Days later, Tyler was watching TV on the couch as Steve ate cereal, when a letter was posted through the door. Tyler read it, since it was addressed to him, and it said that he should go to the harbour if he wants to see Diana alive. Tyler quickly loaded Steve's M4 carbine and left. Upon arriving, he was shot at by some thugs, so he quickly dispatched them and found the back room, where Fedora was hiding. Tyler heard muffled shouting coming from a chest, executed Fedora, and opened the chest, revealing Diana.

Tyler helps Diana out of the chest, and they share a very long kiss.

Years later, Tyler is seen living in a new house as he wakes up in the morning. As he opens the curtains, Diana calls him downstairs for breakfast with her and their young daughter, Jennifer. Whilst caring for his family, Tyler still leads a double life and works as an assassin in secret. However, after a botched gig, Tyler is forced to speed away from the police, as they had been on his tail for years.

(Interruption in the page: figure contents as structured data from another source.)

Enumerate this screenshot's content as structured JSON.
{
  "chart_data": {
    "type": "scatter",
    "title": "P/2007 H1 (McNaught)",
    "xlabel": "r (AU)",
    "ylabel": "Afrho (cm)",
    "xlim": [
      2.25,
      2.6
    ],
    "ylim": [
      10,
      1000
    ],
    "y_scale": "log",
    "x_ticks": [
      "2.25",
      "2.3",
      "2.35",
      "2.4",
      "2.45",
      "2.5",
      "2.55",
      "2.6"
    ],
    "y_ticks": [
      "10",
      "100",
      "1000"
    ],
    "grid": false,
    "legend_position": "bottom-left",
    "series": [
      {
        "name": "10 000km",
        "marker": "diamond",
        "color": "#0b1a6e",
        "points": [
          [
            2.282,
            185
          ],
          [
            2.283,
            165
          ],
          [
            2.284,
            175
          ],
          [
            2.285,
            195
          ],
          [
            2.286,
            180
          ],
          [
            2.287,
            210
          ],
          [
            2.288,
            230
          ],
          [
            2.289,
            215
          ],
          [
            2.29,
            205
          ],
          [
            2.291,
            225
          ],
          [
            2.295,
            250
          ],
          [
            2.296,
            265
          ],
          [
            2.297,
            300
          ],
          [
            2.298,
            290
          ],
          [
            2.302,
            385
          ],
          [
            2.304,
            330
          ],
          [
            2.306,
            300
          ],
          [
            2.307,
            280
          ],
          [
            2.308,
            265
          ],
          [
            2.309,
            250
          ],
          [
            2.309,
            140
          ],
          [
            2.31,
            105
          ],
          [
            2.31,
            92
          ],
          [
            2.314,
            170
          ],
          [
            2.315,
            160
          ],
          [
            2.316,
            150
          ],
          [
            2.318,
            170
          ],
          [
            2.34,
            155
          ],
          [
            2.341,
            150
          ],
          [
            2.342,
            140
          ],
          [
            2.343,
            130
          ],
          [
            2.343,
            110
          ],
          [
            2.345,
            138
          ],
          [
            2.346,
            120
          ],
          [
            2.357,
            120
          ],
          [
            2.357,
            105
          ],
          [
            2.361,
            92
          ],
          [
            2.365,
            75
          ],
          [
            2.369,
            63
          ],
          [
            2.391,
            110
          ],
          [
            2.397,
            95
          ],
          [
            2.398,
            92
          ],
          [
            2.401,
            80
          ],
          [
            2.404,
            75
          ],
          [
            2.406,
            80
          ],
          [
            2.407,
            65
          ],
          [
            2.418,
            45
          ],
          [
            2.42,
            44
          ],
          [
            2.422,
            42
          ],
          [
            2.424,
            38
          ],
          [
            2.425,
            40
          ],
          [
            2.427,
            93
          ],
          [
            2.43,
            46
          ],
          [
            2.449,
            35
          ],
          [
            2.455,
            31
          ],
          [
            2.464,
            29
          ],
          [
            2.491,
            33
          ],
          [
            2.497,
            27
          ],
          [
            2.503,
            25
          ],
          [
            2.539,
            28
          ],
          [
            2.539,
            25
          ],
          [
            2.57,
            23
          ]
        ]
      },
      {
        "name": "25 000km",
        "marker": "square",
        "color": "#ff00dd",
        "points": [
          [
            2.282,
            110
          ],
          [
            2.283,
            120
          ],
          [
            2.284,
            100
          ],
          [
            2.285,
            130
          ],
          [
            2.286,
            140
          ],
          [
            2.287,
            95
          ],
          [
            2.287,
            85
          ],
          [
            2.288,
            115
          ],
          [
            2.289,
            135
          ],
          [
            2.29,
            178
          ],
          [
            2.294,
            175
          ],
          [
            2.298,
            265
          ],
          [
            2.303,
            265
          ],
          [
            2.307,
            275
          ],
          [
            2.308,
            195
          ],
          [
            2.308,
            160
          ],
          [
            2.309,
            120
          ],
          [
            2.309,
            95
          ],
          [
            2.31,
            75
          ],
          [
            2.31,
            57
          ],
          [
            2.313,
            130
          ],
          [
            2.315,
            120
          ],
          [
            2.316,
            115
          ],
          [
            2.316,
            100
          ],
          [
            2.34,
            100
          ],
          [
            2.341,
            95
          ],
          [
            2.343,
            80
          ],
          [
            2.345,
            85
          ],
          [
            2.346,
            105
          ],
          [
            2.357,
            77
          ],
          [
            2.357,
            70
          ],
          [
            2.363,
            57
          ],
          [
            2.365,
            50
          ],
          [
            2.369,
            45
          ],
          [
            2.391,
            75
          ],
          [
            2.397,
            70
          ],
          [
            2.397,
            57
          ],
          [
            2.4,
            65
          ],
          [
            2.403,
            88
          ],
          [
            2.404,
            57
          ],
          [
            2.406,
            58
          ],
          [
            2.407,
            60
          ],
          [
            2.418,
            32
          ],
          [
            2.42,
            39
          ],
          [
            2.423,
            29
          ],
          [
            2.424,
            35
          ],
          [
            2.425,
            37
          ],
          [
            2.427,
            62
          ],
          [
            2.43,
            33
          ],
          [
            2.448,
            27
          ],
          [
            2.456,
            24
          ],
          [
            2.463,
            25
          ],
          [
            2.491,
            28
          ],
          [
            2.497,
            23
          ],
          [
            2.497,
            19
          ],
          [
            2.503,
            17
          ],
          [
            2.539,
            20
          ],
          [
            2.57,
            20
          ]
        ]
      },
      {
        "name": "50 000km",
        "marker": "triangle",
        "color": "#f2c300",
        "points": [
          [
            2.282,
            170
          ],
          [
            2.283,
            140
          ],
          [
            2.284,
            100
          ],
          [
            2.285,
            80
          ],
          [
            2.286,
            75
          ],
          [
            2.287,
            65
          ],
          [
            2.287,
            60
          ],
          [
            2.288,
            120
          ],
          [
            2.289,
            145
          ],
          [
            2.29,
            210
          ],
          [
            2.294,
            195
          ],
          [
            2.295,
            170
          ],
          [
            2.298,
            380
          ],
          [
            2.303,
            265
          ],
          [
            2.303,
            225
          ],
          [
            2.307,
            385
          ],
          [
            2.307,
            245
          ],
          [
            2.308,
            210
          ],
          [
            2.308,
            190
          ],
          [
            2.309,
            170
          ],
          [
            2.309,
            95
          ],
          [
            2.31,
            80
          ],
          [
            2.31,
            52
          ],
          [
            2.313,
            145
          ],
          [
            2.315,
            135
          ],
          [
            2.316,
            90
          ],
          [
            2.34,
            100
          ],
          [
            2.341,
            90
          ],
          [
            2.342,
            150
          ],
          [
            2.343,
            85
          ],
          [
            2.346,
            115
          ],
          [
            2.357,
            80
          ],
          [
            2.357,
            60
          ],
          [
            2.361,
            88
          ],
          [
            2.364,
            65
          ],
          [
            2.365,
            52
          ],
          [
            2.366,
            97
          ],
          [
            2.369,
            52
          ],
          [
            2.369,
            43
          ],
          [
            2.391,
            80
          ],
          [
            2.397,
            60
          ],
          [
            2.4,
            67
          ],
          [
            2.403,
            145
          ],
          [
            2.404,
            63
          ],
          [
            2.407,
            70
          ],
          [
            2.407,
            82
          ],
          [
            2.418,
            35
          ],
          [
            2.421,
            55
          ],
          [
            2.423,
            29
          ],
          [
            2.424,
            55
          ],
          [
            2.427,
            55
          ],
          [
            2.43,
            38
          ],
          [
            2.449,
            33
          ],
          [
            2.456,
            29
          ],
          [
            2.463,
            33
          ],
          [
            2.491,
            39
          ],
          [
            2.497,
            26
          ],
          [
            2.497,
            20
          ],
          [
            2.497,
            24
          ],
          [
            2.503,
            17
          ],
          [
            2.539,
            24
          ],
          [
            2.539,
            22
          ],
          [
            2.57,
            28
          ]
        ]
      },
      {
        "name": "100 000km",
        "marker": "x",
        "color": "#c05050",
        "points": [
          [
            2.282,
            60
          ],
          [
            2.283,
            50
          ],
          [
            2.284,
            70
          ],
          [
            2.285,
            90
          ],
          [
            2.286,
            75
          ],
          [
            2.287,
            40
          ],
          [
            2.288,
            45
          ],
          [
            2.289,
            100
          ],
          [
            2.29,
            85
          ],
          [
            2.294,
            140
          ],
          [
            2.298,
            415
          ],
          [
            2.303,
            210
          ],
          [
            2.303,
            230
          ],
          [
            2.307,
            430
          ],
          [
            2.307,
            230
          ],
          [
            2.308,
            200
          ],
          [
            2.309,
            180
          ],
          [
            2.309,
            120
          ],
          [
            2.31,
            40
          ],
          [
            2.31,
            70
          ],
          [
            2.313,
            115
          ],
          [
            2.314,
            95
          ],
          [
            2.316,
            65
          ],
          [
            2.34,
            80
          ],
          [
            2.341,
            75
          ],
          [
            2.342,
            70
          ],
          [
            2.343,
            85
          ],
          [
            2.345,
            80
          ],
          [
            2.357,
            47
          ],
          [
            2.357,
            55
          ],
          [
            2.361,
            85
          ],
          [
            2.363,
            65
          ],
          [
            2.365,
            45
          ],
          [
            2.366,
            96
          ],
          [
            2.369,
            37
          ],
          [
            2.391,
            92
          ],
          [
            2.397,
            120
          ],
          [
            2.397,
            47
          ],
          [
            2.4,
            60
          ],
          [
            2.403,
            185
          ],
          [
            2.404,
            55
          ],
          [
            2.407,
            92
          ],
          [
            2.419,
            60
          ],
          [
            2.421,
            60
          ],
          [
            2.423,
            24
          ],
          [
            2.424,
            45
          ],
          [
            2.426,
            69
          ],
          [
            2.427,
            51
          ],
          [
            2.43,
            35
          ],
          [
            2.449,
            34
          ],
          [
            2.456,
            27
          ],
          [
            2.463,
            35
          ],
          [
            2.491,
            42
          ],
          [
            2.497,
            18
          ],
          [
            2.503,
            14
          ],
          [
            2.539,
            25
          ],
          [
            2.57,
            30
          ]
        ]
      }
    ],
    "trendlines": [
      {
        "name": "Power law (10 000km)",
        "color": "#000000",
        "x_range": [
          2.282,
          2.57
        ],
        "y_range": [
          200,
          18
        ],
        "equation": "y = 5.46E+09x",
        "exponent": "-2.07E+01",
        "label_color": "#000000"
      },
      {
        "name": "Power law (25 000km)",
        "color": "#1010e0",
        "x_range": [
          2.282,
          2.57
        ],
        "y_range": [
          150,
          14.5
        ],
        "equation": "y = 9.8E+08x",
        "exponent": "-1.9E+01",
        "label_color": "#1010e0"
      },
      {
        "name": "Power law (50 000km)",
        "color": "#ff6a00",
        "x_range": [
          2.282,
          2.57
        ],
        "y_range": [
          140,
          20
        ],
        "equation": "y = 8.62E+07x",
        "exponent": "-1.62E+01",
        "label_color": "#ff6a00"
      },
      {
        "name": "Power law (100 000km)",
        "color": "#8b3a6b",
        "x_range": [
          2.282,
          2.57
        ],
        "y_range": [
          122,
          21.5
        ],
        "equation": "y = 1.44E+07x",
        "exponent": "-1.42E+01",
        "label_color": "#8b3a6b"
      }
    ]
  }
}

Some time later, he takes his family on a boat trip. After arriving back at the docks after the trip, Tyler sees Diana and Jennifer off the boat, saying he'll catch up; he is actually setting a timed explosive on the boat. Tyler jumps off the boat in diving gear whilst Diana and Jennifer aren't watching, just before the bomb detonates, blowing up the boat and seemingly killing Tyler. As Diana and Jennifer scream with grief, Tyler swims away, now legally dead.

==Release history==

The first Clear Vision game was published by FDG Entertainment 2008 in Adobe Flash and has been played over 100 million times.

Eldring Games has released four more mobile versions of Clear Vision on iOS and Android which has been installed over 35 million times worldwide.